The “play” here was control of the queue and Empathy farming. They were there from the opening proposals. That meant everyone was chasing the victory condition from their first proposal.
Well, passing proposals reset the victory timer, so proposals were inoffensive in that sense – if you’re not the current leader, there’s no downside to passing someone else’s proposal.
@ais I always write my posts in notepad then paste them into the form
I passed early on this dynasty as I had a busy week and the cognitive load felt too high on voting and enacting/failing proposals. Did seem good for using proposals as the base speed of the game, though, and I liked the ongoing FRC-style (?) restrictions to the scope of them.
The increasing restrictions on proposals wound up being something that I felt was better in theory than in practice. While there was potential for it to turn into a game of “find a creative way to get your proposal to satisfy all this stuff” we never really got there.
To be fair though Clucky, we only got eight days in.
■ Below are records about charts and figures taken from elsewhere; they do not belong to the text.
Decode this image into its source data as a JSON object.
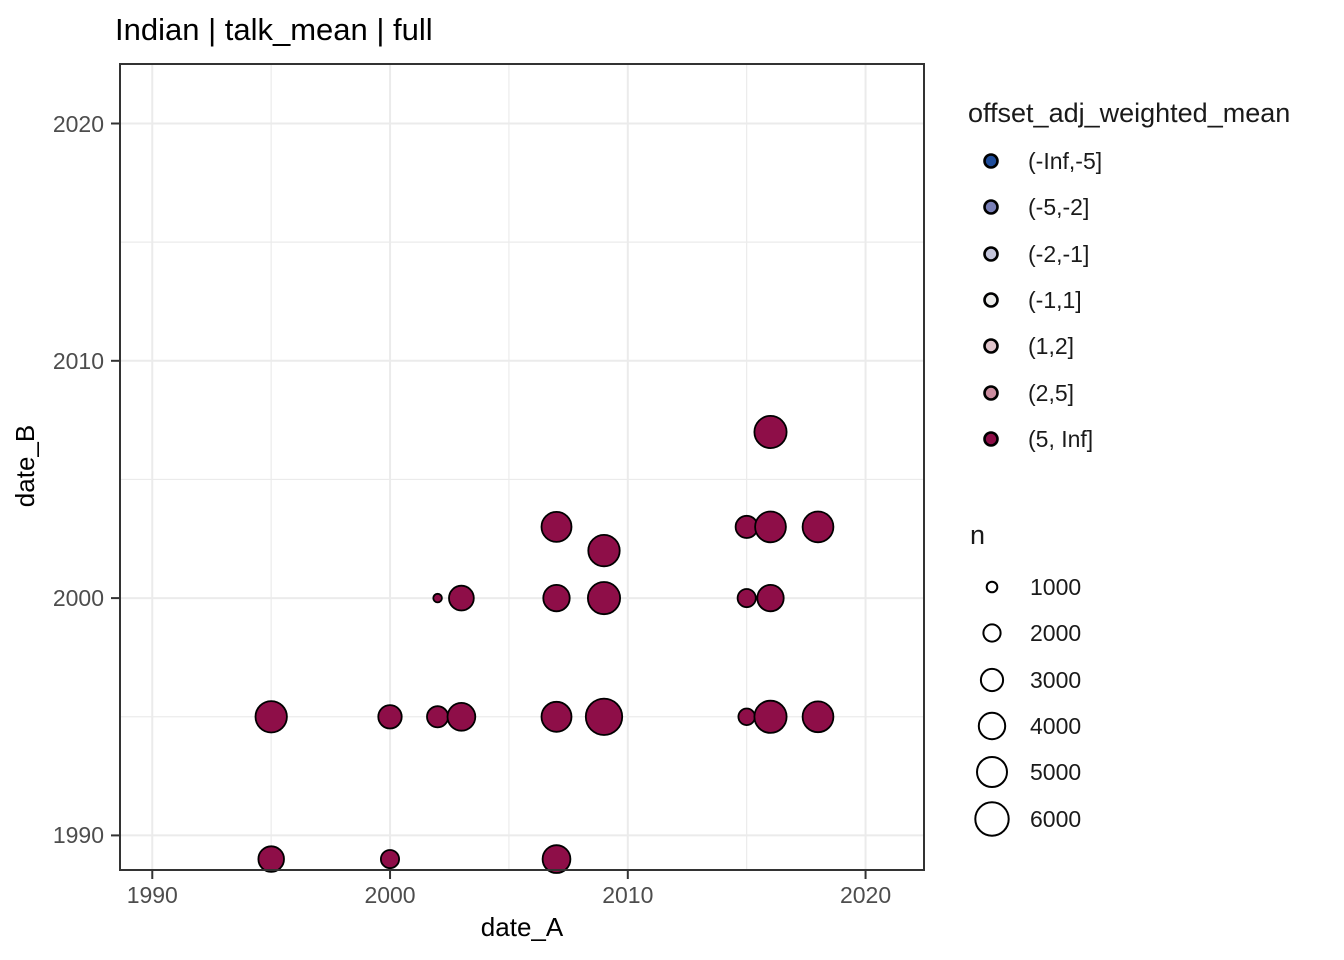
{
  "title": "Indian | talk_mean | full",
  "chart_data": {
    "type": "scatter",
    "title": "Indian | talk_mean | full",
    "xlabel": "date_A",
    "ylabel": "date_B",
    "x_ticks": [
      "1990",
      "2000",
      "2010",
      "2020"
    ],
    "y_ticks": [
      "1990",
      "2000",
      "2010",
      "2020"
    ],
    "x_tick_values": [
      1990,
      2000,
      2010,
      2020
    ],
    "y_tick_values": [
      1990,
      2000,
      2010,
      2020
    ],
    "x_minor_values": [
      1995,
      2005,
      2015
    ],
    "y_minor_values": [
      1995,
      2005,
      2015
    ],
    "xlim": [
      1988.6,
      2022.5
    ],
    "ylim": [
      1988.5,
      2022.55
    ],
    "grid": true,
    "legend_position": "right",
    "point_outline_color": "#000000",
    "grid_color": "#ebebeb",
    "panel_border_color": "#333333",
    "color_legend": {
      "title": "offset_adj_weighted_mean",
      "entries": [
        {
          "label": "(-Inf,-5]",
          "color": "#1f4d9b"
        },
        {
          "label": "(-5,-2]",
          "color": "#7a80b8"
        },
        {
          "label": "(-2,-1]",
          "color": "#c4c5db"
        },
        {
          "label": "(-1,1]",
          "color": "#ececeb"
        },
        {
          "label": "(1,2]",
          "color": "#e0c4cb"
        },
        {
          "label": "(2,5]",
          "color": "#cb8c9f"
        },
        {
          "label": "(5, Inf]",
          "color": "#8e0e48"
        }
      ]
    },
    "size_legend": {
      "title": "n",
      "entries": [
        "1000",
        "2000",
        "3000",
        "4000",
        "5000",
        "6000"
      ],
      "values": [
        1000,
        2000,
        3000,
        4000,
        5000,
        6000
      ]
    },
    "points": [
      {
        "x": 1995,
        "y": 1989,
        "n": 3800,
        "bin": "(5, Inf]"
      },
      {
        "x": 2000,
        "y": 1989,
        "n": 2200,
        "bin": "(5, Inf]"
      },
      {
        "x": 2007,
        "y": 1989,
        "n": 4400,
        "bin": "(5, Inf]"
      },
      {
        "x": 1995,
        "y": 1995,
        "n": 5400,
        "bin": "(5, Inf]"
      },
      {
        "x": 2000,
        "y": 1995,
        "n": 3300,
        "bin": "(5, Inf]"
      },
      {
        "x": 2002,
        "y": 1995,
        "n": 2800,
        "bin": "(5, Inf]"
      },
      {
        "x": 2003,
        "y": 1995,
        "n": 4400,
        "bin": "(5, Inf]"
      },
      {
        "x": 2007,
        "y": 1995,
        "n": 5000,
        "bin": "(5, Inf]"
      },
      {
        "x": 2009,
        "y": 1995,
        "n": 7000,
        "bin": "(5, Inf]"
      },
      {
        "x": 2015,
        "y": 1995,
        "n": 1900,
        "bin": "(5, Inf]"
      },
      {
        "x": 2016,
        "y": 1995,
        "n": 5600,
        "bin": "(5, Inf]"
      },
      {
        "x": 2018,
        "y": 1995,
        "n": 5200,
        "bin": "(5, Inf]"
      },
      {
        "x": 2002,
        "y": 2000,
        "n": 760,
        "bin": "(5, Inf]"
      },
      {
        "x": 2003,
        "y": 2000,
        "n": 3600,
        "bin": "(5, Inf]"
      },
      {
        "x": 2007,
        "y": 2000,
        "n": 4000,
        "bin": "(5, Inf]"
      },
      {
        "x": 2009,
        "y": 2000,
        "n": 5600,
        "bin": "(5, Inf]"
      },
      {
        "x": 2015,
        "y": 2000,
        "n": 2200,
        "bin": "(5, Inf]"
      },
      {
        "x": 2016,
        "y": 2000,
        "n": 4000,
        "bin": "(5, Inf]"
      },
      {
        "x": 2009,
        "y": 2002,
        "n": 5400,
        "bin": "(5, Inf]"
      },
      {
        "x": 2007,
        "y": 2003,
        "n": 5000,
        "bin": "(5, Inf]"
      },
      {
        "x": 2015,
        "y": 2003,
        "n": 3000,
        "bin": "(5, Inf]"
      },
      {
        "x": 2016,
        "y": 2003,
        "n": 5200,
        "bin": "(5, Inf]"
      },
      {
        "x": 2018,
        "y": 2003,
        "n": 5200,
        "bin": "(5, Inf]"
      },
      {
        "x": 2016,
        "y": 2007,
        "n": 5600,
        "bin": "(5, Inf]"
      }
    ]
  }
}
Another week and I reckon the restrictions would have started to really bite.
I think the main thing that would need to change in this ruleset to make it fun would just be tweaking incentives. Up the rewards for making proposals and nerf or remove the voting incentives. Fix that and I think you have a dynasty.
Bucky:
In my book, any dynasty where I can’t be bothered to propose the obvious is a bad one. This dynasty hit that point extremely early, and the main reason I didn’t idle myself was apathy.